3.3. Ensaio de imunofluorescência
As células HEK293 foram cultivadas a uma densidade de 3,5 × 105 células/mL em uma câmara de 8 poços em DMEM suplementado com 10% FBS, L-glutamina, 100 U/mL de penicilina e 100 μg/mL de estreptomicina. As células foram transfectadas com pcDNA3.1-SARS2-Spike e incubadas por 9 h. Após a incubação, as células foram tratadas com as amostras, incubadas por 13 h e fixadas em paraformaldeído a 4% por 30 min. Após incubação com anticorpo monoclonal SARS-CoV/SARS-CoV-2 spike (1A9) (GeneTex, CA, EUA) por 1 h, foi incubado com anticorpo anti-rato de cabra conjugado com Cy3 por 1 h. As lâminas foram coradas com DAPI Fluoromount-G e observadas usando um microscópio de fluorescência (BZ-X710, Keyence, Osaka, Japão). As áreas positivas para a proteína S e positivas para o núcleo foram calculadas usando o software de análise anexado BZ-X710 (BZ-X Analyzer).
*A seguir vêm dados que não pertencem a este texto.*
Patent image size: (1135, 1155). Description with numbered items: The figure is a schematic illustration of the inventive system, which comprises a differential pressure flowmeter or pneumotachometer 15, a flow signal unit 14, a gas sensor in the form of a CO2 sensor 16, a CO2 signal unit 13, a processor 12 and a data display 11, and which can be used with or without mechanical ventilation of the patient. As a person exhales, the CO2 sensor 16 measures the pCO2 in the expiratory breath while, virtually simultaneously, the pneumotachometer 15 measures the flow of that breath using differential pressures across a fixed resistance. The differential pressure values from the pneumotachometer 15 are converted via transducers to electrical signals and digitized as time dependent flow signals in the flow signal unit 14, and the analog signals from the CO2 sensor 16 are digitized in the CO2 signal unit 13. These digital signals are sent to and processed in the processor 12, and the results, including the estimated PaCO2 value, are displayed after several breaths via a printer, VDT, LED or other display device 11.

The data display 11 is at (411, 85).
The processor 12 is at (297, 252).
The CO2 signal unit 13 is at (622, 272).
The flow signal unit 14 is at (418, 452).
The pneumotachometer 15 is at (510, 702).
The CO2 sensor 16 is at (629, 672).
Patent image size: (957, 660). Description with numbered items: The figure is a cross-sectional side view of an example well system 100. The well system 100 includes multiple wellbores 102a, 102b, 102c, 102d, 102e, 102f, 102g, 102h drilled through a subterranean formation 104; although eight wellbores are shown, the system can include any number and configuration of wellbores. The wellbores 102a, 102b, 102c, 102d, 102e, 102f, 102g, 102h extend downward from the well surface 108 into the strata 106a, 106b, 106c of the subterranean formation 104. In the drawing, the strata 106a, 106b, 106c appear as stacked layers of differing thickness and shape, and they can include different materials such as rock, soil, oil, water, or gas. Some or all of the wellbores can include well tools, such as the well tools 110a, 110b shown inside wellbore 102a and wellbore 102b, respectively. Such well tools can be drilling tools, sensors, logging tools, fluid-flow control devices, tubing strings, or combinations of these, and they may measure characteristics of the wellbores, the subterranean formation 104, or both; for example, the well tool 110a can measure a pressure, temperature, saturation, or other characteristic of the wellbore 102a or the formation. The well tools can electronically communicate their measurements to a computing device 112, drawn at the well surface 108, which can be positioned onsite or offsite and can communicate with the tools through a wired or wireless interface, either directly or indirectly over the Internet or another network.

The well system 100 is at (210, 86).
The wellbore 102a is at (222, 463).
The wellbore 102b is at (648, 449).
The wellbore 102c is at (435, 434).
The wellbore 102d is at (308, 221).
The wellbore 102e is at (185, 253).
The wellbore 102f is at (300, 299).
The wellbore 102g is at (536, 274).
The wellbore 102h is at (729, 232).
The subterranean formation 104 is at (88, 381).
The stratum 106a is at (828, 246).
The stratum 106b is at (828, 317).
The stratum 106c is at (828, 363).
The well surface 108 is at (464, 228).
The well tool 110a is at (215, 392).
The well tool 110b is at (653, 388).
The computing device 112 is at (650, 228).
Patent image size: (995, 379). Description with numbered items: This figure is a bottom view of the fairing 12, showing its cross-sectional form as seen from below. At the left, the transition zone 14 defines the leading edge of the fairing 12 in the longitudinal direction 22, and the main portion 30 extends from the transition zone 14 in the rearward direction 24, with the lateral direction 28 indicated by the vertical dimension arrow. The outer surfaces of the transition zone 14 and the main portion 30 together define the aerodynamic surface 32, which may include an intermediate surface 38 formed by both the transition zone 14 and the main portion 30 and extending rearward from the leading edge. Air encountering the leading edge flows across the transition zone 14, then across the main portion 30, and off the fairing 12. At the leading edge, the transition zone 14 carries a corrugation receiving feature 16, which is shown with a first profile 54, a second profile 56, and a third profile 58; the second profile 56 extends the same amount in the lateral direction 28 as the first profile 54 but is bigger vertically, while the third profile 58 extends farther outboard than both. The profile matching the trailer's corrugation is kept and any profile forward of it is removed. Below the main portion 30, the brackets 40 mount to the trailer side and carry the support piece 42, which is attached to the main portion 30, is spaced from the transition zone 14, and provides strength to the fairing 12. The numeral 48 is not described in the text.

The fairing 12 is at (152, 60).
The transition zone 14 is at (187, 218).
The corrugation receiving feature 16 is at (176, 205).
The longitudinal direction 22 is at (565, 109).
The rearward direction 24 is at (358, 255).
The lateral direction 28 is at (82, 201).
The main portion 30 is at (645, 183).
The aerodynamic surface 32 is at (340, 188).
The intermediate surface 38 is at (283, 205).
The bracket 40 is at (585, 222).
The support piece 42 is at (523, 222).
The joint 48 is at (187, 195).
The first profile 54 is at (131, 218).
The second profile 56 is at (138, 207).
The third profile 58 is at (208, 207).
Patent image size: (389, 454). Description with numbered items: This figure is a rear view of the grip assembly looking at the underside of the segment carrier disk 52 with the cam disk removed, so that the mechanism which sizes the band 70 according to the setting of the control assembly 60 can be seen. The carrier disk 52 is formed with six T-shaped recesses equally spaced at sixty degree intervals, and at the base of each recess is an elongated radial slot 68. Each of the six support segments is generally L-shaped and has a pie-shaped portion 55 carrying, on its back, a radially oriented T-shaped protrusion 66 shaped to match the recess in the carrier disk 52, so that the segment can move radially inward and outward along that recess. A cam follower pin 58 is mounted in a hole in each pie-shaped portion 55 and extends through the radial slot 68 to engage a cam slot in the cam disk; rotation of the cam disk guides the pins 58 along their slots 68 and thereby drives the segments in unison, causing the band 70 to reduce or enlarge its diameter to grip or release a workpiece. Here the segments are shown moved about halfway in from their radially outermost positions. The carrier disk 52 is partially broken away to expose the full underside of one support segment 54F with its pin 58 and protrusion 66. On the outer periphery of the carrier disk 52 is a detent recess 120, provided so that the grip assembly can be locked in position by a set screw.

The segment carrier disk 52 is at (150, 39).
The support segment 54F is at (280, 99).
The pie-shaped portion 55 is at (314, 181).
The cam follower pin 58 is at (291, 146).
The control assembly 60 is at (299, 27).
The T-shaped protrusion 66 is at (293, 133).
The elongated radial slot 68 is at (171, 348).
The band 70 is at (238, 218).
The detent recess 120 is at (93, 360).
A viabilidade celular foi avaliada usando o ensaio de brometo de 3-(4,5-dimetiltiazol-2-il)-2,5-difeniltetrazólio (MTT). As células foram cultivadas em placas de cultura de 24 poços. Após incubação a 37 °C por 24 horas, as amostras foram adicionadas a cada poço e incubadas por mais 13 horas. As células foram suspensas em 500 μL de DMEM contendo 500 μg/mL de MTT. Após incubação por 3 h a 37 ° C, 500 μL de isopropanol contendo 4 mM de HCl foram adicionados para dissolver MTT formazan. A absorbância foi medida a 570 nm usando um leitor de microplacas.
4. CONCLUSÕES
Neste estudo, demonstramos que a nattokinase, uma serina protease, degrada a proteína S do SARS-CoV-2. Para investigar se a nattokinase contida no extrato de natto poderia inibir a infecção por SARS-CoV-2, analisamos a degradação da proteína S misturando o lisado celular de expressão da proteína S e a nattokinase de maneira dependente da dose e do tempo. O RBD da proteína S se liga à porção distal da membrana da proteína ACE2. Foi relatado que o extrato de Natto inibe a infecção por SARS-CoV-2 em células Vero E6 por meio da degradação de RBD. Demonstramos que a degradação da proteína S pela nattokinase foi bloqueada por tratamentos de calor ou inibidores de proteínas. Nossos dados sugerem que a atividade protease da nattokinase desempenha um papel crucial na degradação da proteína S. Tomados em conjunto, esses achados apoiam a noção de que a inibição da infecção por SARS-CoV-2 pelo extrato de natto foi devida à degradação da proteína S pela nattokinase. Assim, nossos dados indicaram que os extratos de nattokinase e natto têm efeitos potenciais na inibição da entrada da célula hospedeira SARS-CoV-2 por meio da degradação da proteína S.